I dumped the lunch leavings in a rubbish bin and drove back to Darlinghurst. Another stroll down William Street and through Hyde Park took me to the city library in Pitt Street. The library has one of those idiot-proof computer systems where you read the instructions off the screen, touch a marker beside the entry you want and find your way home. I ended up with The Sydney Harbour Bridge by Peter Spearritt and Building the Sydney Harbour Bridge: The Photography of Henry Mallard as the most useful-looking items. Both were on the shelves, which meant that my luck was running strongly this day. The photographs were well worth an hour or so-clear and sharp images, unsentimental, a tremendous record of a tremendous feat. The last photograph in the book showed the photographer himself sitting on a heap of metal high above the water. He wore a suit and hat, and you could just see the tip of his waxed moustache. Probably the engineers, Bradfield, Barclay, Glover, Madden and others looked much the same.
Spearritt’s book was a detailed, readable study of the bridge, from the germ of the idea to build one through all the politicking and chicanery that necessarily followed. He had a ton of information on the actual construction from the technical and human points of view, and chapters on the impact the bridge made on the life of the city. I wished I had time to read it all. Spearritt was no whitewash merchant. He discussed the plight of people who had lost their homes as a result of the construction, and he had a chapter on those who had actually been killed on the job. Sixteen of them, apparently mostly rivetters, but the casualty list included painters, quarrymen and others.

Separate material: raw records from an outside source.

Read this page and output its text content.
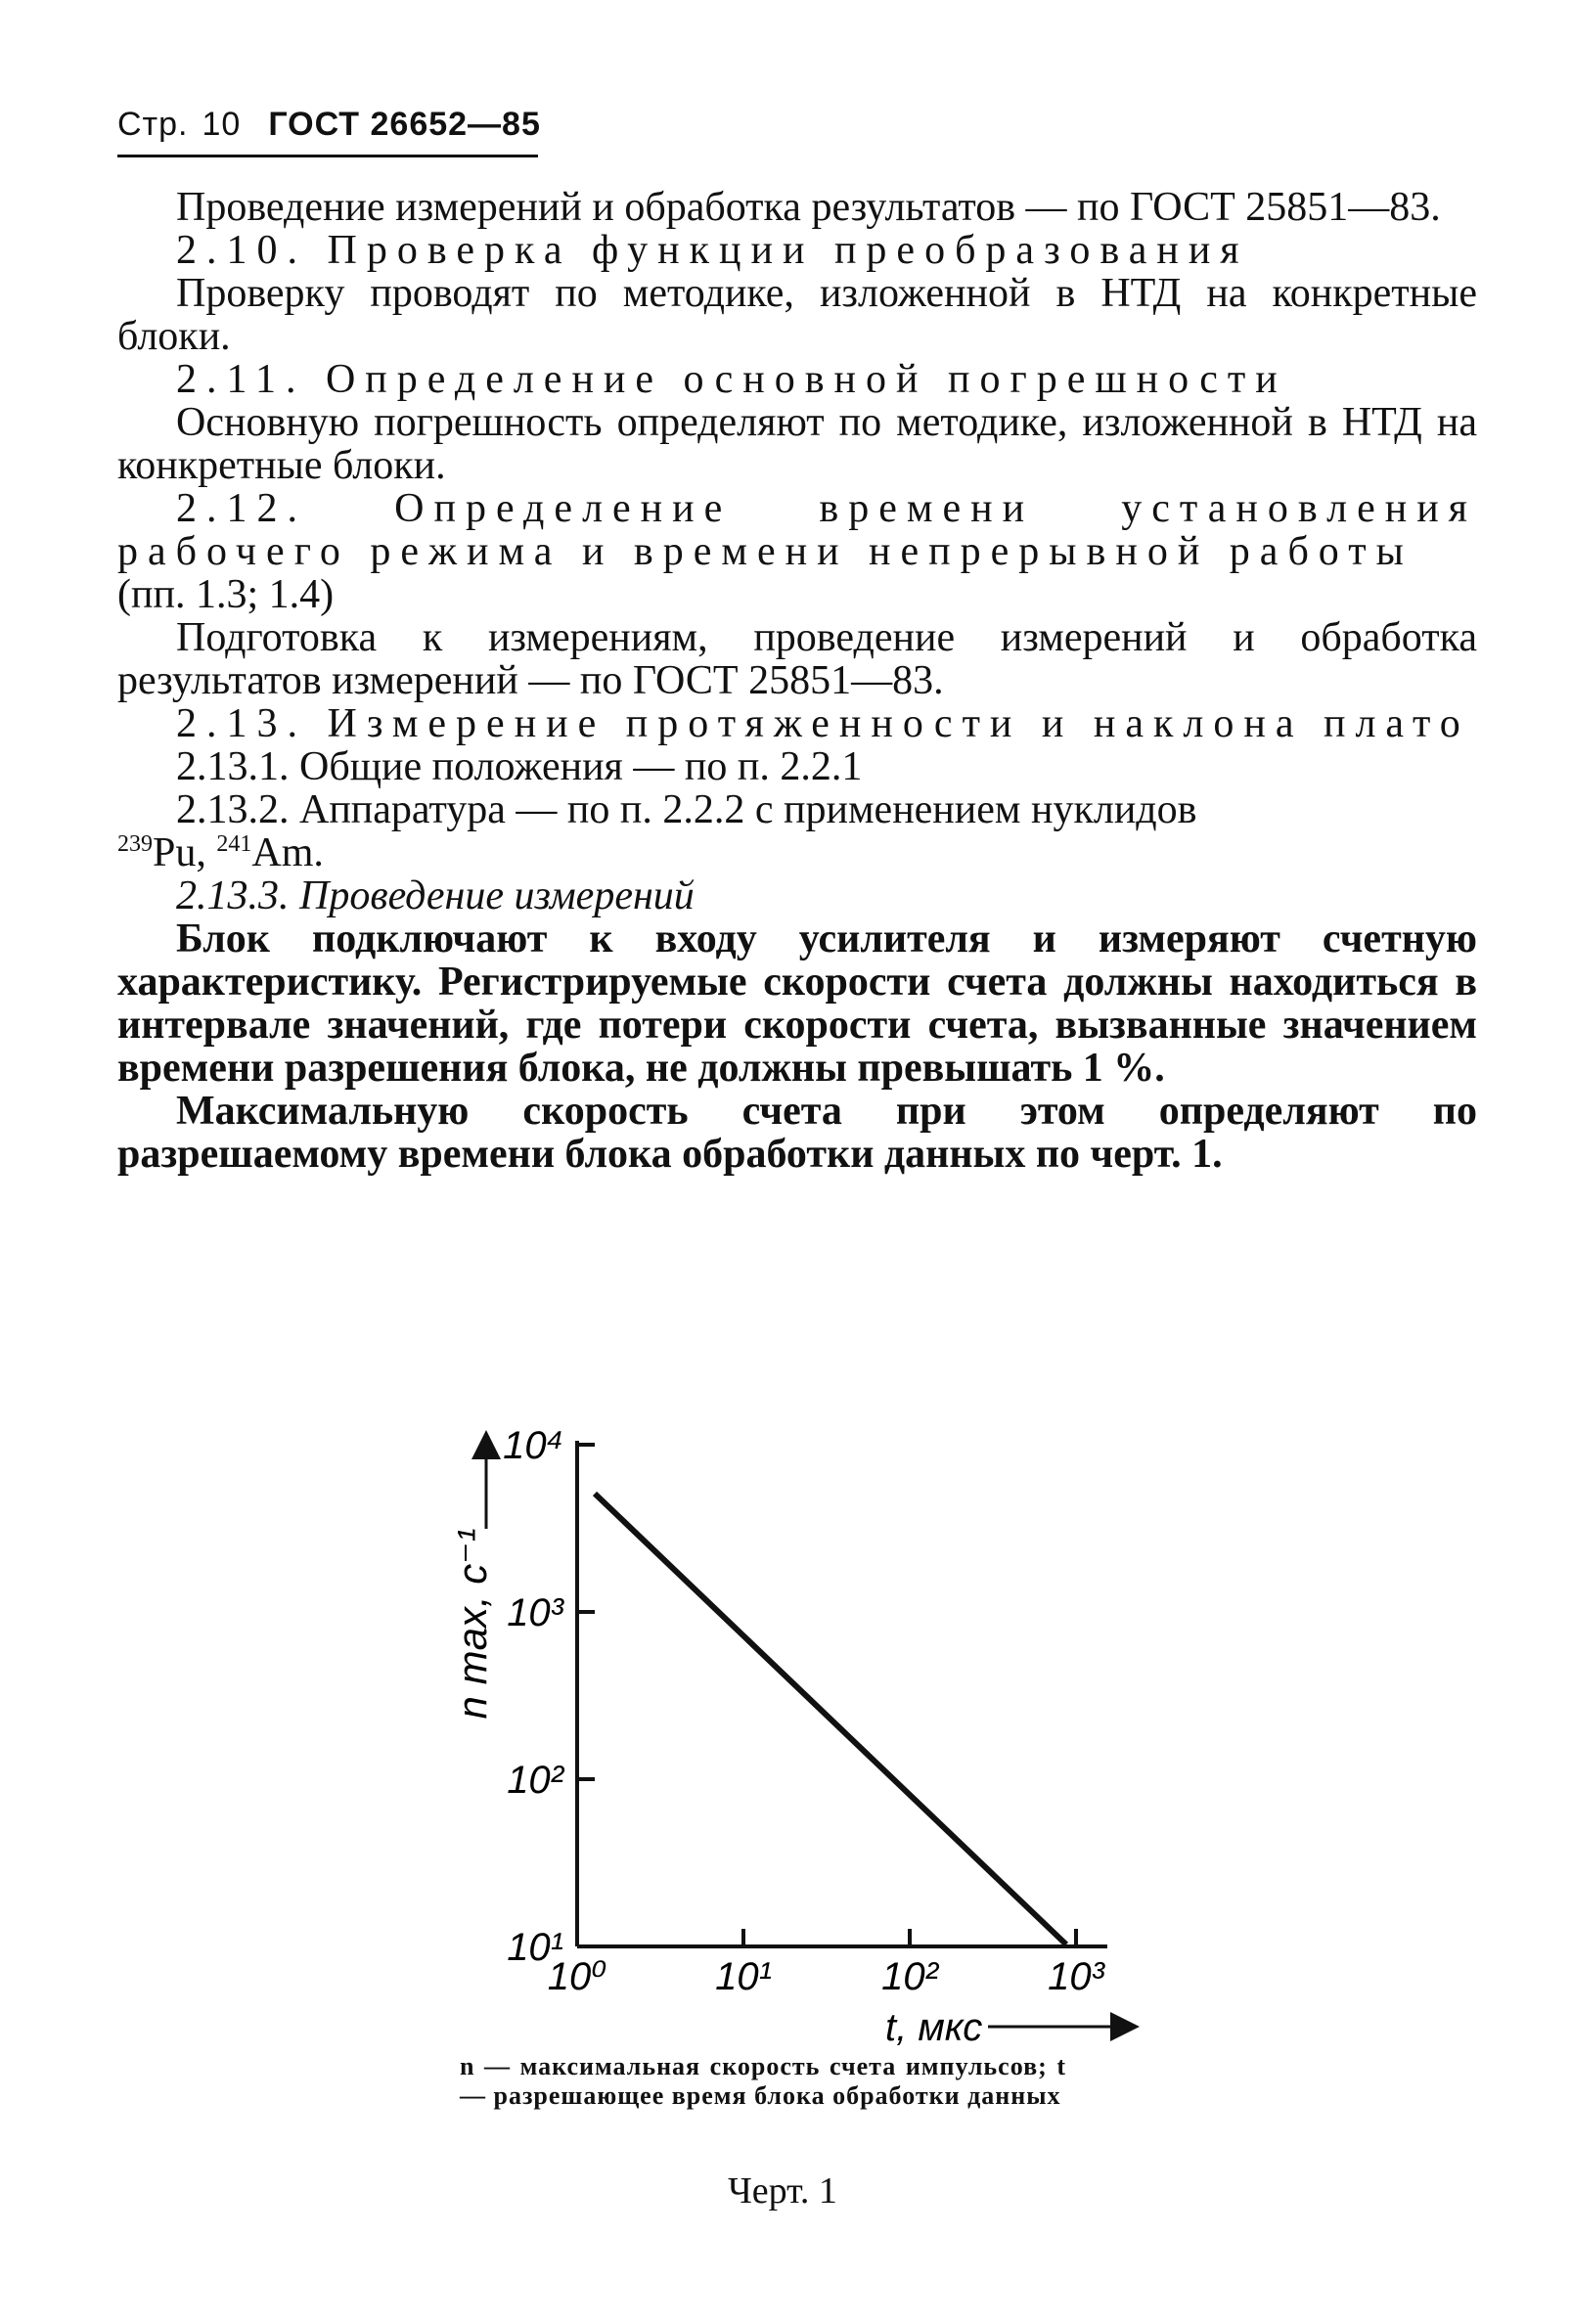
Стр. 10 ГОСТ 26652—85

Проведение измерений и обработка результатов — по ГОСТ 25851—83.

2.10. Проверка функции преобразования

Проверку проводят по методике, изложенной в НТД на конкретные блоки.

2.11. Определение основной погрешности

Основную погрешность определяют по методике, изложенной в НТД на конкретные блоки.

2.12. Определение времени установления рабочего режима и времени непрерывной работы

(пп. 1.3; 1.4)

Подготовка к измерениям, проведение измерений и обработка результатов измерений — по ГОСТ 25851—83.

2.13. Измерение протяженности и наклона плато

2.13.1. Общие положения — по п. 2.2.1

2.13.2. Аппаратура — по п. 2.2.2 с применением нуклидов

$^{239}$Pu, $^{241}$Am.

2.13.3. Проведение измерений

Блок подключают к входу усилителя и измеряют счетную характеристику. Регистрируемые скорости счета должны находиться в интервале значений, где потери скорости счета, вызванные значением времени разрешения блока, не должны превышать 1 %.

Максимальную скорость счета при этом определяют по разрешаемому времени блока обработки данных по черт. 1.

10¹
10²
10³
10⁴
10⁰	10¹	10²	10³
n max, с⁻¹
t, мкс
n — максимальная скорость счета импульсов; t — разрешающее время блока обработки данных
Черт. 1
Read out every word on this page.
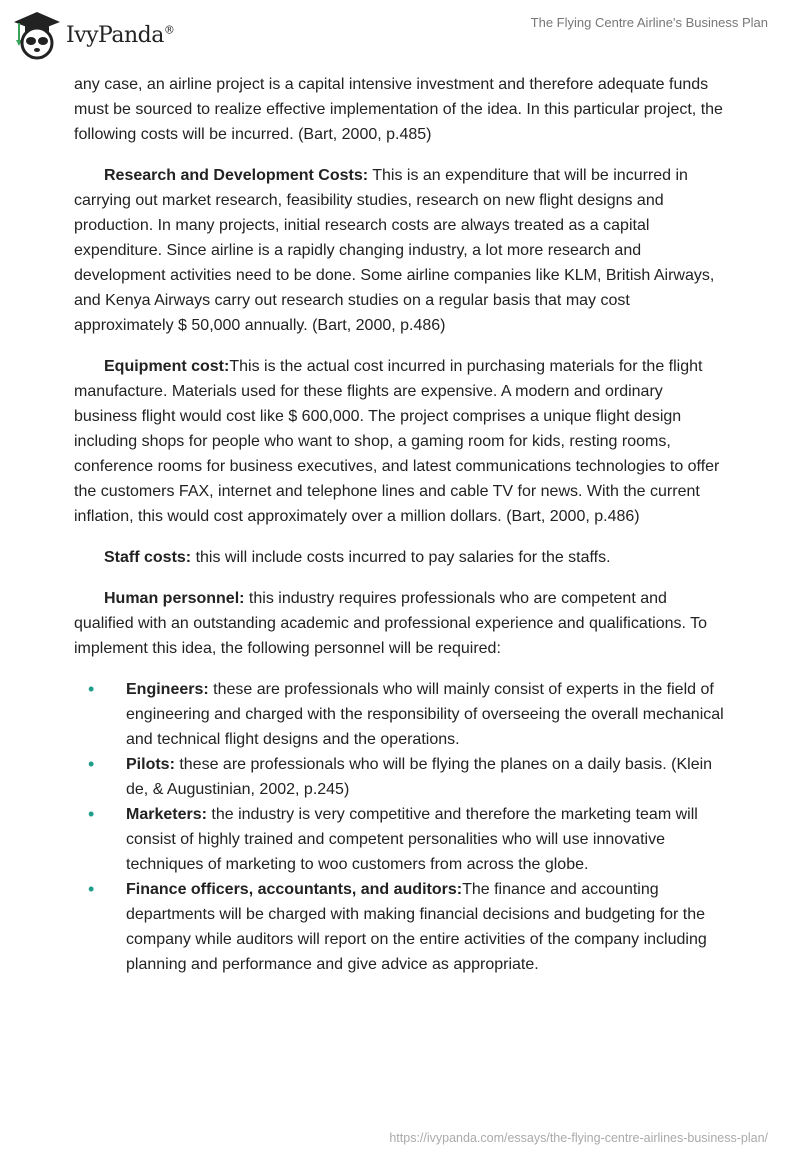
IvyPanda®	The Flying Centre Airline's Business Plan

any case, an airline project is a capital intensive investment and therefore adequate funds must be sourced to realize effective implementation of the idea. In this particular project, the following costs will be incurred. (Bart, 2000, p.485)

Research and Development Costs: This is an expenditure that will be incurred in carrying out market research, feasibility studies, research on new flight designs and production. In many projects, initial research costs are always treated as a capital expenditure. Since airline is a rapidly changing industry, a lot more research and development activities need to be done. Some airline companies like KLM, British Airways, and Kenya Airways carry out research studies on a regular basis that may cost approximately $ 50,000 annually. (Bart, 2000, p.486)

Equipment cost:This is the actual cost incurred in purchasing materials for the flight manufacture. Materials used for these flights are expensive. A modern and ordinary business flight would cost like $ 600,000. The project comprises a unique flight design including shops for people who want to shop, a gaming room for kids, resting rooms, conference rooms for business executives, and latest communications technologies to offer the customers FAX, internet and telephone lines and cable TV for news. With the current inflation, this would cost approximately over a million dollars. (Bart, 2000, p.486)

Staff costs: this will include costs incurred to pay salaries for the staffs.

Human personnel: this industry requires professionals who are competent and qualified with an outstanding academic and professional experience and qualifications. To implement this idea, the following personnel will be required:

• Engineers: these are professionals who will mainly consist of experts in the field of engineering and charged with the responsibility of overseeing the overall mechanical and technical flight designs and the operations.
• Pilots: these are professionals who will be flying the planes on a daily basis. (Klein de, & Augustinian, 2002, p.245)
• Marketers: the industry is very competitive and therefore the marketing team will consist of highly trained and competent personalities who will use innovative techniques of marketing to woo customers from across the globe.
• Finance officers, accountants, and auditors:The finance and accounting departments will be charged with making financial decisions and budgeting for the company while auditors will report on the entire activities of the company including planning and performance and give advice as appropriate.
https://ivypanda.com/essays/the-flying-centre-airlines-business-plan/
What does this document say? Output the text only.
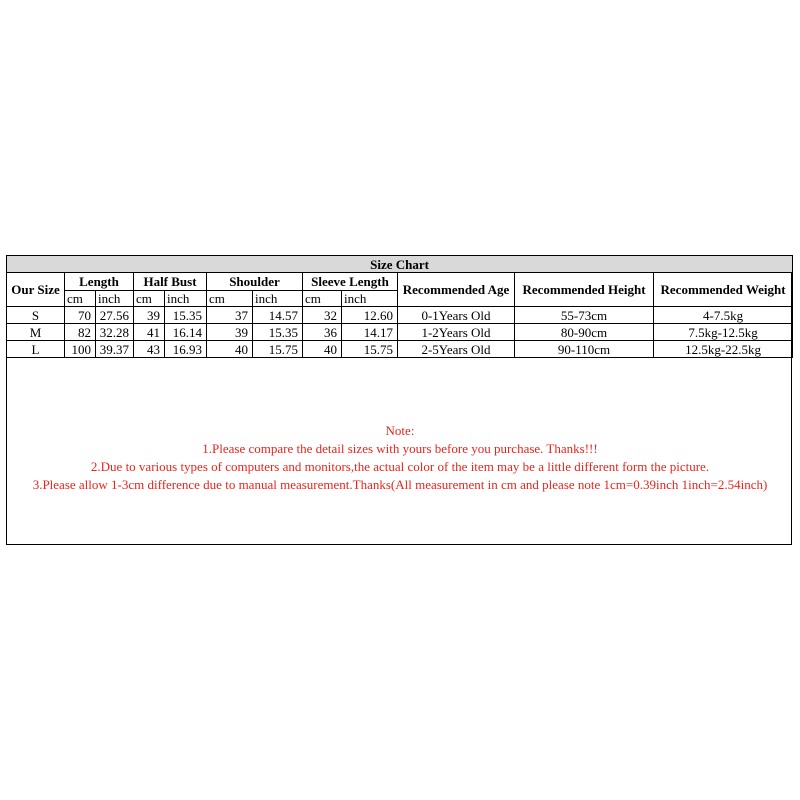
Size Chart											
Our Size	Length		Half Bust		Shoulder		Sleeve Length		Recommended Age	Recommended Height	Recommended Weight
	cm	inch	cm	inch	cm	inch	cm	inch			
S	70	27.56	39	15.35	37	14.57	32	12.60	0-1Years Old	55-73cm	4-7.5kg
M	82	32.28	41	16.14	39	15.35	36	14.17	1-2Years Old	80-90cm	7.5kg-12.5kg
L	100	39.37	43	16.93	40	15.75	40	15.75	2-5Years Old	90-110cm	12.5kg-22.5kg
Note:
1.Please compare the detail sizes with yours before you purchase. Thanks!!!
2.Due to various types of computers and monitors,the actual color of the item may be a little different form the picture.
3.Please allow 1-3cm difference due to manual measurement.Thanks(All measurement in cm and please note 1cm=0.39inch 1inch=2.54inch)
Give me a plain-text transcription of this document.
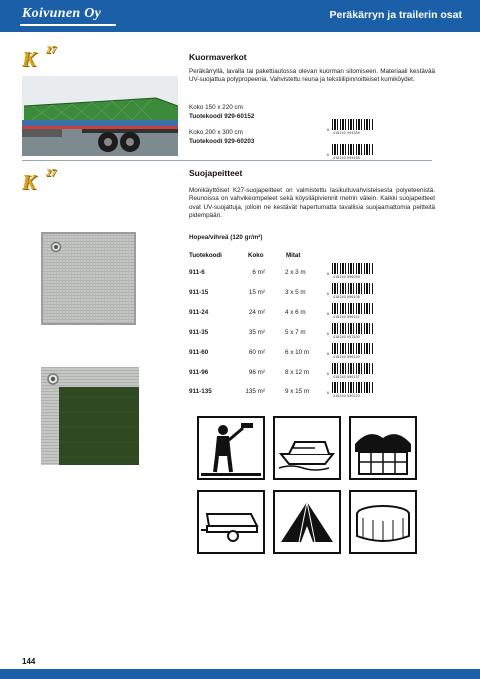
Koivunen Oy	Peräkärryn ja trailerin osat
K 27
Kuormaverkot
Peräkärryllä, lavalla tai pakettiautossa olevan kuorman sitomiseen. Materiaali kestävää UV-suojattua polypropeenia. Vahvistettu reuna ja tekstiilipinnoitteiset kumiköydet.
Koko 150 x 220 cm
Tuotekoodi 929-60152
6
418240 994359
Koko 200 x 300 cm
Tuotekoodi 929-60203
6
418240 994465
K 27	Suojapeitteet
Monikäyttöiset K27-suojapeitteet on valmistettu lasikuituvahvisteisesta polyeteenistä. Reunoissa on vahvikeompeleet sekä köysiläpiviennit metrin välein. Kaikki suojapeitteet ovat UV-suojattuja, jolloin ne kestävät hapertumatta tavallisia suojaamattomia peitteitä pidempään.
Hopea/vihreä (120 gr/m²)
Tuotekoodi	Koko	Mitat
911-6	6 m²	2 x 3 m	6
418240 596090
911-15	15 m²	3 x 5 m	6
418240 596106
911-24	24 m²	4 x 6 m	6
418240 596113
911-35	35 m²	5 x 7 m	6
418240 057830
911-60	60 m²	6 x 10 m	6
418240 596120
911-96	96 m²	8 x 12 m	6
418240 596137
911-135	135 m²	9 x 15 m	6
418240 630220
144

One sentence on page 68 took my eye: ‘Safety regulations scarcely existed, and it is amazing that there were not many more deaths.’
I copied a few pages, including the photograph of the almost closed arch, which lost a lot in the reproduction but still constituted part of my evidence. I sat back in my chair in front of the empty screen. Computers are wonderful, but they can’t actually help you to think. If I entered into a database what I had: two dead engineers and one missing plus a policeman mentioning ‘bridge cases’ and supposing there was a key marked ‘Conclusions’ what would I get? My own conclusion was ‘What else have you got?’
I scrolled back through the catalogue entries in case I’d missed something and came across a pamphlet entitled Your Bridge, Our History. One of the librarians discovered it in a filing case, after a search that threatened to turn into a major stock-take. The pamphlet was just a few pages stapled together. It was published a few years back by something called the Veterans of the Bridge Society. It contained a couple of reminiscences from men who had worked on the bridge, a couple of Mallard’s photographs, a list of the men killed and seriously injured in the course of the work, and a selection of opinions from ordinary people. Some praised the bridge as an engineering marvel, others condemned it for ruining the Rocks area and Circular Quay. The secretary of the Veterans of the Bridge Society was Stan Livermore, and the pamphlet carried his address-43A Pump Street, The Rocks.